FTDNA apparently performs multiplex analyses of from 7 to 13 markers per individual per reaction – the number per reaction depending on peculiarities of specific markers (some may mutually interfere with each other, primer-wise, or in terms of CE resolution).  That’s why FTDNA reports results of tests in marker-groupings such as “YDNA12; YDNA13-25; YDNA26-37;  YDNA38-47; YDNA 48-60; YDNA 61-67.”

 

Quality-Control Issues

Where are the places where things can go awry?  These four spring to mind:  (1) human error in sample attribution (i.e., mis-attributing a sample result to the wrong client);  (2) bad primers;   (3) contaminated reagents; and  (4) inaccurate calibration of CE.

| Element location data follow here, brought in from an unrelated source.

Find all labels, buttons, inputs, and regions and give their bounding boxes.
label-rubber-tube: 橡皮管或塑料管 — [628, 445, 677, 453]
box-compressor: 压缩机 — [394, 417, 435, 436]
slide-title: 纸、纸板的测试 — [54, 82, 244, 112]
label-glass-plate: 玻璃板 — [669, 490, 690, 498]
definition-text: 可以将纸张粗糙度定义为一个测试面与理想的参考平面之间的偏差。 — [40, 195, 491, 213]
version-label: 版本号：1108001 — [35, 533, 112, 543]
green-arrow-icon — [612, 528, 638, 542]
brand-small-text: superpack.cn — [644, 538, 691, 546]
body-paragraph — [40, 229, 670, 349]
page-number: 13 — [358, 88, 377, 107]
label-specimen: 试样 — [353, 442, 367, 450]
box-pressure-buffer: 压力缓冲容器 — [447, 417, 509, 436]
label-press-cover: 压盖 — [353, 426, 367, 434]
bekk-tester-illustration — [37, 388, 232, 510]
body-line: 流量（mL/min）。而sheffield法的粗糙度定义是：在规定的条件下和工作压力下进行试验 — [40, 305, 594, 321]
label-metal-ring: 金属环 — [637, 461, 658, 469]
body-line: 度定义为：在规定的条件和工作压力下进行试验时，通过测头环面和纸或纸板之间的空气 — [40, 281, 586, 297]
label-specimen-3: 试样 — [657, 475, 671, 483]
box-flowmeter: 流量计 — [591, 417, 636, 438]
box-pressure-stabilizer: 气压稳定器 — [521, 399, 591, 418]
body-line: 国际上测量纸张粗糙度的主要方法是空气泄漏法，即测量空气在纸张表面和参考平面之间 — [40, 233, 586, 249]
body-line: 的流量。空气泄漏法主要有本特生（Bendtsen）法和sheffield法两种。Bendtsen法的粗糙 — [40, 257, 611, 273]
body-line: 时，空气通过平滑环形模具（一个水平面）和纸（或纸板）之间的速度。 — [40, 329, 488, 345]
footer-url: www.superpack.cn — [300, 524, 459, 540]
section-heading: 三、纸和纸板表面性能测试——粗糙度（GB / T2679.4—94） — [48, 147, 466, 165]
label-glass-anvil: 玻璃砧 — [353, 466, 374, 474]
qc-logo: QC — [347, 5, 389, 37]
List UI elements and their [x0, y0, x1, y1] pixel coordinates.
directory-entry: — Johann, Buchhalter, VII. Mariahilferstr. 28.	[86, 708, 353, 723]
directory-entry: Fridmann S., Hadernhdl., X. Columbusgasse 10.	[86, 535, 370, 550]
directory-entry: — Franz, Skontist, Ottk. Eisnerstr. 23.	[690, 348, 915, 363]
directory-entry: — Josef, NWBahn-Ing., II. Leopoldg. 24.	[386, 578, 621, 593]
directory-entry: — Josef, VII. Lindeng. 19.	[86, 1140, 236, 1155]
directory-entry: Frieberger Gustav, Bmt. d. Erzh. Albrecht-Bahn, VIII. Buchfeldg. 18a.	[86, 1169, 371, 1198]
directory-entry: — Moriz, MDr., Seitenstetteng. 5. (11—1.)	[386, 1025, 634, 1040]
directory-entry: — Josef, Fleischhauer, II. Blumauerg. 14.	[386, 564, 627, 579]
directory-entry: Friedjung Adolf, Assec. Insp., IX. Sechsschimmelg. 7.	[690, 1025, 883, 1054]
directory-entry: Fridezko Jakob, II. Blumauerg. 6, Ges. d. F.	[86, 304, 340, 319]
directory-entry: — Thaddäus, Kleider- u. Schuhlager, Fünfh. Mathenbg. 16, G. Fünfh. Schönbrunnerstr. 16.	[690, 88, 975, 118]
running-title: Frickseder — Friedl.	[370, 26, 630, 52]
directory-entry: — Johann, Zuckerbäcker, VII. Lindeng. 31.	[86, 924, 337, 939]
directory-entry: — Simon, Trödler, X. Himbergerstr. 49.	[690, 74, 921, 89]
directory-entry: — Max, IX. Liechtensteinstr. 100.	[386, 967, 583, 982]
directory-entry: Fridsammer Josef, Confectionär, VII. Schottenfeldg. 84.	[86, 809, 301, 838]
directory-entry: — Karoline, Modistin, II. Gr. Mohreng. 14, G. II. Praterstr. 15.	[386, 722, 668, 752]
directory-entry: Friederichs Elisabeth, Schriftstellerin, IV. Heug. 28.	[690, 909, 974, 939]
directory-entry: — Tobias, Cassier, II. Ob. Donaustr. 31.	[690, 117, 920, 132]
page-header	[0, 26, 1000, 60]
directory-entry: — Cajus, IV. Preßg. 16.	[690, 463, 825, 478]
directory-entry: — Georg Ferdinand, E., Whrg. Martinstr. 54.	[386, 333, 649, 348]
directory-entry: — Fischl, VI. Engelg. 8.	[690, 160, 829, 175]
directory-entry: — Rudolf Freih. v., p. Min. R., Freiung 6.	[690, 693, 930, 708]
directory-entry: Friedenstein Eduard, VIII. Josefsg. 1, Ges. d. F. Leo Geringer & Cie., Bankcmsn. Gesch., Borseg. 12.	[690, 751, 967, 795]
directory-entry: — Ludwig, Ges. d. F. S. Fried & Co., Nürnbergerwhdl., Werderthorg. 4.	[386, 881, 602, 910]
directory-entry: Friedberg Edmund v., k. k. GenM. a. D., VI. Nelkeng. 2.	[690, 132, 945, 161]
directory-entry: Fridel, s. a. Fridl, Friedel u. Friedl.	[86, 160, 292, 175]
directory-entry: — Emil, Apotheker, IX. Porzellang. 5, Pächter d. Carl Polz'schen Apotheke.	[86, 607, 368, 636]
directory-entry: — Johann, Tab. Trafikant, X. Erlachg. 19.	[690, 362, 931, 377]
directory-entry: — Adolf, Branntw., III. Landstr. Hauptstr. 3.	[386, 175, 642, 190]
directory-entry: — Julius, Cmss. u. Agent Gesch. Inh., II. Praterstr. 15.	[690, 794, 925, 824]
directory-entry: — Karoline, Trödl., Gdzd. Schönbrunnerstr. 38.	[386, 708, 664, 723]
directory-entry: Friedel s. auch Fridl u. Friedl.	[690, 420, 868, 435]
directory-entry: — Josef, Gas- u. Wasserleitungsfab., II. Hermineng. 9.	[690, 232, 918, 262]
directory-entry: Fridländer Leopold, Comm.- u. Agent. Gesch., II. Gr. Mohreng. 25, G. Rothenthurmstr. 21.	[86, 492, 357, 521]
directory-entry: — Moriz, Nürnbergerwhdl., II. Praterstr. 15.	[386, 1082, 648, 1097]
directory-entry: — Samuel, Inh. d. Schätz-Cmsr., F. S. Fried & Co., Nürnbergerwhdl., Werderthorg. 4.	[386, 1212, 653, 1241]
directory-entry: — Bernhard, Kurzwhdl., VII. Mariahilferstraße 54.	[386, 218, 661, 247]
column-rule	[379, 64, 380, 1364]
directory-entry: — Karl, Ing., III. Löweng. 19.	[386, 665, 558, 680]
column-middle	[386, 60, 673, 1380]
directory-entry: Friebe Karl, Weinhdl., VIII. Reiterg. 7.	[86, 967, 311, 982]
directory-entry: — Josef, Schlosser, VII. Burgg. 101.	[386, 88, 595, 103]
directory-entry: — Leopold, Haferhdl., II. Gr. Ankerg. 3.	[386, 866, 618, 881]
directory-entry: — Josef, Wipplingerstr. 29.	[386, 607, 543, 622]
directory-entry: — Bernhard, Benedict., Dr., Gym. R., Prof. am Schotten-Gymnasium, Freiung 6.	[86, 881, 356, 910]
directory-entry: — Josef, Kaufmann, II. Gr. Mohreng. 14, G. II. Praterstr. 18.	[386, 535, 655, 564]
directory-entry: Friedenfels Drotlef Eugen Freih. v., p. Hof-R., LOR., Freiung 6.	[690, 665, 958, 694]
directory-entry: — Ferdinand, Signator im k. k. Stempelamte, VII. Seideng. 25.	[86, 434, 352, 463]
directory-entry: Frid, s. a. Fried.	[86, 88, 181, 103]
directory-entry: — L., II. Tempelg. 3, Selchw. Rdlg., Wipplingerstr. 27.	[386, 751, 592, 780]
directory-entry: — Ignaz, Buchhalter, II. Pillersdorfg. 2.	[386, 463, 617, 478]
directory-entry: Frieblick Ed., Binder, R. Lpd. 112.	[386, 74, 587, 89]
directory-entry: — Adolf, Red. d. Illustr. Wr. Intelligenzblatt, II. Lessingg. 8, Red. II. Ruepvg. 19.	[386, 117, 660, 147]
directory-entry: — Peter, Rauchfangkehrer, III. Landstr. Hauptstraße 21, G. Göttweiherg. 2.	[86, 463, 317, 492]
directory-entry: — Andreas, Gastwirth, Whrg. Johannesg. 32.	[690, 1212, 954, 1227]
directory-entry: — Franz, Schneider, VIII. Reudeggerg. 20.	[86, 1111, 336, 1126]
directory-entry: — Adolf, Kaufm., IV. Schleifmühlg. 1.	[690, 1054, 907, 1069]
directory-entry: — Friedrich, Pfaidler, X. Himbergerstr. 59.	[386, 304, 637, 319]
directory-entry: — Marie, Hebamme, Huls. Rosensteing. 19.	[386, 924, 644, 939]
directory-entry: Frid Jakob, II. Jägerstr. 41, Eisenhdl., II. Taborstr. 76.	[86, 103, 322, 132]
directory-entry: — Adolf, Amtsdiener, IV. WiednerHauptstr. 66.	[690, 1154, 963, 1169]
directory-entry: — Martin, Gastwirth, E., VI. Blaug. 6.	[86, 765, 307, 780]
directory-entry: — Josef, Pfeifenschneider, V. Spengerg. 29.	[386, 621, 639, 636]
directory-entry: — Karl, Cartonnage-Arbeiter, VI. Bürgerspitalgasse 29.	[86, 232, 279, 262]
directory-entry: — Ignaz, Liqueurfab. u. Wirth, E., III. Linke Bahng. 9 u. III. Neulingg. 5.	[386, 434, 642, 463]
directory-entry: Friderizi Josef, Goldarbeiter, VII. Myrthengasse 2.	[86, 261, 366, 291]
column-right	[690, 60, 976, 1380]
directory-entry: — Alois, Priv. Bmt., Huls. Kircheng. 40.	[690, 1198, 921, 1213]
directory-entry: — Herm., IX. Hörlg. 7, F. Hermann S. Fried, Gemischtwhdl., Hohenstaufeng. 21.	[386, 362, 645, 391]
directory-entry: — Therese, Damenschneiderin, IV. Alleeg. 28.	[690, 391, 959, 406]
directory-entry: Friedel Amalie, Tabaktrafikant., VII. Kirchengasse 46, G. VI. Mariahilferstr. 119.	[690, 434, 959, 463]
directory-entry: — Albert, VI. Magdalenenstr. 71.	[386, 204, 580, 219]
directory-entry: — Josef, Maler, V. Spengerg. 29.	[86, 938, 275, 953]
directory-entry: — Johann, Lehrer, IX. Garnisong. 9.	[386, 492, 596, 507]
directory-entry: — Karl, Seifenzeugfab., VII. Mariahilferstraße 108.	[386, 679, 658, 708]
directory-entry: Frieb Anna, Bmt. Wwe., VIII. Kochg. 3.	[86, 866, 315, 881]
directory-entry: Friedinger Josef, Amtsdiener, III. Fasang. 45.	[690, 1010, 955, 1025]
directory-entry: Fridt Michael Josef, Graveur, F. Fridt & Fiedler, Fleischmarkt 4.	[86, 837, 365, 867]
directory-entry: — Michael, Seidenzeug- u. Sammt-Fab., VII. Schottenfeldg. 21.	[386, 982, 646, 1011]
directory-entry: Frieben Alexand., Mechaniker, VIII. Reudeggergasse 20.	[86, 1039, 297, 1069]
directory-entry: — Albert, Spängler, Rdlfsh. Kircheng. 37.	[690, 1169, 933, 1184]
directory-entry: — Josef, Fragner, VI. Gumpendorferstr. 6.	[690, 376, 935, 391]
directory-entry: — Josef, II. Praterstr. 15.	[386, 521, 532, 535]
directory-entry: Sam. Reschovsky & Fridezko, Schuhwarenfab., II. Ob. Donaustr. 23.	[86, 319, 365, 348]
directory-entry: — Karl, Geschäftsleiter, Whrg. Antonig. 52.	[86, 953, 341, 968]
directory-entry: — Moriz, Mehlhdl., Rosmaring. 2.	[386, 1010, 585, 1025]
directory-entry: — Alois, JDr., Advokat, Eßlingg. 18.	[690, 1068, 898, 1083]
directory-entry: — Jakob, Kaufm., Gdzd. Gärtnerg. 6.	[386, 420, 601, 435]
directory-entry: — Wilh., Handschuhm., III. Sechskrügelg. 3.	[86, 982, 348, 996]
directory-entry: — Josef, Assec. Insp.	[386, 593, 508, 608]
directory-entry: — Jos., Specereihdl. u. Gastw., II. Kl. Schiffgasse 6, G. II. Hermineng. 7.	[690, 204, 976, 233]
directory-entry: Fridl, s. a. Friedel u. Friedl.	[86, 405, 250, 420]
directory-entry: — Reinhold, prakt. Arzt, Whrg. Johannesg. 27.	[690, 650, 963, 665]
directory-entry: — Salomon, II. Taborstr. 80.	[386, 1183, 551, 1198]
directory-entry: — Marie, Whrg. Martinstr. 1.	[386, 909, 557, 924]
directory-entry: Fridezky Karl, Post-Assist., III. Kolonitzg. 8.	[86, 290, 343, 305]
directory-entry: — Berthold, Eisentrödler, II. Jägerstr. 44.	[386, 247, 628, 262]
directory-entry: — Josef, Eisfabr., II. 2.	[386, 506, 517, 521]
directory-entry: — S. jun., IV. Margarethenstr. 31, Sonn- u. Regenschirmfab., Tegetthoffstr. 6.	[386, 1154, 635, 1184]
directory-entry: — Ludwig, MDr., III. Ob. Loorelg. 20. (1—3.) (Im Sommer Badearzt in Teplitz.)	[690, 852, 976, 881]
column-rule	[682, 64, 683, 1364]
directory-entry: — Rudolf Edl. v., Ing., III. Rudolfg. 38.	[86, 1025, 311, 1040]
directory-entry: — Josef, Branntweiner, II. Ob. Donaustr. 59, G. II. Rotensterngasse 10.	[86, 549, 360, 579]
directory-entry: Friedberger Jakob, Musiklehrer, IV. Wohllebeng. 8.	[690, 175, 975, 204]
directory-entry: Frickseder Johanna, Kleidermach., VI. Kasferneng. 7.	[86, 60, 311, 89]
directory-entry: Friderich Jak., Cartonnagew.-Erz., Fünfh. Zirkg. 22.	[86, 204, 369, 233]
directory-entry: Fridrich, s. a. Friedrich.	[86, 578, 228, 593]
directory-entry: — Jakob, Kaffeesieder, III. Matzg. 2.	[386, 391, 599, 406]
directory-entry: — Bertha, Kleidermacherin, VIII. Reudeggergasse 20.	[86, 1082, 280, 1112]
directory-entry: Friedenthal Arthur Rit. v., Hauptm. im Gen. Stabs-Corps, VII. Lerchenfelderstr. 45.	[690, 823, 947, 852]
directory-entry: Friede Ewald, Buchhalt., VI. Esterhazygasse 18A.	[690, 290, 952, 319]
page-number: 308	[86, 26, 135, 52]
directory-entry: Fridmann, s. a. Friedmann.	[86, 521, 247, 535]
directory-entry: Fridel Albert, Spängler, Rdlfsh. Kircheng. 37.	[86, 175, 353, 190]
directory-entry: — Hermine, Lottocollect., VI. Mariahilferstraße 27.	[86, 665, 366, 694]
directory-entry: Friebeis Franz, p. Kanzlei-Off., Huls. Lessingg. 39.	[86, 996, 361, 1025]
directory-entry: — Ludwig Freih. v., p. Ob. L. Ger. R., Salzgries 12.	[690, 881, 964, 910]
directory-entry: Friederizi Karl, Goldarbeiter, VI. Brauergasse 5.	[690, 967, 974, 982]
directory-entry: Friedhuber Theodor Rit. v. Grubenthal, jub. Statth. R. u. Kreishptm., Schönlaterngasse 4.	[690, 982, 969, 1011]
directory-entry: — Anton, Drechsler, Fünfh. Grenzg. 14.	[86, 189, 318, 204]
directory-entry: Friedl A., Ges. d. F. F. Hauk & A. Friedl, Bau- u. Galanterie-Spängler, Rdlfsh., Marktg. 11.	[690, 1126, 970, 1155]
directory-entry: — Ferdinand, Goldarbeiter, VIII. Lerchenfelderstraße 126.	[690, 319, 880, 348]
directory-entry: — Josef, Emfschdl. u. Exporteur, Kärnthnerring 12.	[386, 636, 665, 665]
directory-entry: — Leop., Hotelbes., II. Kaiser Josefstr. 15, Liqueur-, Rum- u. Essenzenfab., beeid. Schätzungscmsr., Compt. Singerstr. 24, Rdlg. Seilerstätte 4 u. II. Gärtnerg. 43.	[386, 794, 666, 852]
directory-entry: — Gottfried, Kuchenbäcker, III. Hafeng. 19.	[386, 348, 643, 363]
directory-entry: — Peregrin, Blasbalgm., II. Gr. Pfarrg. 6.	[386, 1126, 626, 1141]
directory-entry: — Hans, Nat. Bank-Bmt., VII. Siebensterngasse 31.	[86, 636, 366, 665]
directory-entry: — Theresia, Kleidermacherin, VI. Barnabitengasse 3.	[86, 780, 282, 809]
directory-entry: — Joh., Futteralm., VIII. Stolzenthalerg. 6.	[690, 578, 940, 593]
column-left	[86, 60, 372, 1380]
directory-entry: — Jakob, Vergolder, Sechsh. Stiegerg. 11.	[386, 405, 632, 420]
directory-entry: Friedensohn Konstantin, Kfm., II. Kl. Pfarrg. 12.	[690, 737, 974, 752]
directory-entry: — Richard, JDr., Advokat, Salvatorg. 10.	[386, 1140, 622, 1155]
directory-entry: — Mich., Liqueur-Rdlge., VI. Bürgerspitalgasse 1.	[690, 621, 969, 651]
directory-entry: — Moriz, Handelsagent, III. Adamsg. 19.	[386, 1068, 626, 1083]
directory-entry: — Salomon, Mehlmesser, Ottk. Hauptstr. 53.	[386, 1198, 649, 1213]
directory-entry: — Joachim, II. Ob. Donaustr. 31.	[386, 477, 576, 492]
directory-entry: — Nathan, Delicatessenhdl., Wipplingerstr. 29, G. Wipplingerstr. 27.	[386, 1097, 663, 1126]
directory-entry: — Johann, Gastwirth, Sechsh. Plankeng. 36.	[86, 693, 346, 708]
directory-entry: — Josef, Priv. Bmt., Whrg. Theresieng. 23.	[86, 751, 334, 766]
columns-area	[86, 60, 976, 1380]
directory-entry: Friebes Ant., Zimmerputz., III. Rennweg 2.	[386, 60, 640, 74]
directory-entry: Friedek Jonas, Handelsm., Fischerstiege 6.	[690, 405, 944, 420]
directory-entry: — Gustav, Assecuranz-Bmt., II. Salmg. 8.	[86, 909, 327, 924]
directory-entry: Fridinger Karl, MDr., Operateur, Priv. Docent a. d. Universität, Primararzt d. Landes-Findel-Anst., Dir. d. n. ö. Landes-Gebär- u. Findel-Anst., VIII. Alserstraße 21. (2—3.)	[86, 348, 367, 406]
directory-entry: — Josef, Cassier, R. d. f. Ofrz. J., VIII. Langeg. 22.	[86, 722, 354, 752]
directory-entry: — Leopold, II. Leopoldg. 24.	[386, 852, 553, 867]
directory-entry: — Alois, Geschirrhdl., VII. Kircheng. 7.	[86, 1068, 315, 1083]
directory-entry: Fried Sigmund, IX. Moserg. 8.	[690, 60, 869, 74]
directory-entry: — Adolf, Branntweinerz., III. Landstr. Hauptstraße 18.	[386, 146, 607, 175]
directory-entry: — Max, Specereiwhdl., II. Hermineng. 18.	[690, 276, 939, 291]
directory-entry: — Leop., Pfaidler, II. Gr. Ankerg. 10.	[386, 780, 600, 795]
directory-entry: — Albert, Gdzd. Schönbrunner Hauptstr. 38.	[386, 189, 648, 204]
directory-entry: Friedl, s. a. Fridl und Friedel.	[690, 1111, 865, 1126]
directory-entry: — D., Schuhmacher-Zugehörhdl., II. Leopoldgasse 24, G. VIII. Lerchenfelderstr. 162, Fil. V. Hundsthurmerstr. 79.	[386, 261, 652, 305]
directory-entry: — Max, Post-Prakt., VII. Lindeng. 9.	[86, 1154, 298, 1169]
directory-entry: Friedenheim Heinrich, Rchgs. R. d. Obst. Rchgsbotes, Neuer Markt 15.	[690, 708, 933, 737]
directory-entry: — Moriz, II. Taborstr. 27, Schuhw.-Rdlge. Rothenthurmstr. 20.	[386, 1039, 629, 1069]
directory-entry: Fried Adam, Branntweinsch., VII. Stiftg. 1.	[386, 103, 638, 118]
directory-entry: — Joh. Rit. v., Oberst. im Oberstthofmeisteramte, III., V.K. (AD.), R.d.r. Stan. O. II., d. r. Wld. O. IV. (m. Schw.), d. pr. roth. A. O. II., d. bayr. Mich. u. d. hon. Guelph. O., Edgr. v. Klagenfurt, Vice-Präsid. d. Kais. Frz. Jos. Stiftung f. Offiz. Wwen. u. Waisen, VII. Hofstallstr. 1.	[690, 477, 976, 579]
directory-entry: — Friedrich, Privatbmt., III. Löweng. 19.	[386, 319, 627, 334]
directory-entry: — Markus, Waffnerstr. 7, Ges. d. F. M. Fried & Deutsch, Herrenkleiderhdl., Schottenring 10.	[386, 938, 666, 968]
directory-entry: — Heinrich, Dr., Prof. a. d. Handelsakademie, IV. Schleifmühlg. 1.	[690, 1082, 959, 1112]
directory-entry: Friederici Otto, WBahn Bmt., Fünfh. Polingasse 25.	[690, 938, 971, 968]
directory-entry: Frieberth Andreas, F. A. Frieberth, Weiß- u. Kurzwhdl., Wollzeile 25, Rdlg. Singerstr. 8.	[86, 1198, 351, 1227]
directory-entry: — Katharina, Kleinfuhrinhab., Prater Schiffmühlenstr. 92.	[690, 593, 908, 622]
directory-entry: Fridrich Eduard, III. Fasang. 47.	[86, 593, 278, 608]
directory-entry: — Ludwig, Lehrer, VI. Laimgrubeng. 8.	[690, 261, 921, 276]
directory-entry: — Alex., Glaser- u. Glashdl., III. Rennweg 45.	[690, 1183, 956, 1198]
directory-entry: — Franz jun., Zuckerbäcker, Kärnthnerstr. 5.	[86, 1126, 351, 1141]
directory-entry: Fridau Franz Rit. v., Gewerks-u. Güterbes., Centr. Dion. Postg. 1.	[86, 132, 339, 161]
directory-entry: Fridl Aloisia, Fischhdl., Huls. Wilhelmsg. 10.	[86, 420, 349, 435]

Of these, only (1) is likely to go undetected.   (2) and (3) cause generally catastrophic errors (either no PCR amplification or false positives, respectively).   (4) is readily detected by running standards or controls along with samples -- those would be the ‘cross check’ controls described by Dr. Thomas Krahn in his response to an inquiry about quality control: 

“In every panel we have control markers that will be run twice in different panels. The control markers are analyzed with different primers, so that we really have an independent control.  E.g.: the first 12 (14) markers are not run in a single multiplex, but they contain two markers that are present in both multiplexes.  Those two markers serve as crosscheck controls. Only if they match, we consider an analysis as confirmed and only then we return the results to the customer.”

I can’t say what steps FTDNA takes to prevent human errors in sample attribution, but I’m confident they have paid attention to that potential problem, too.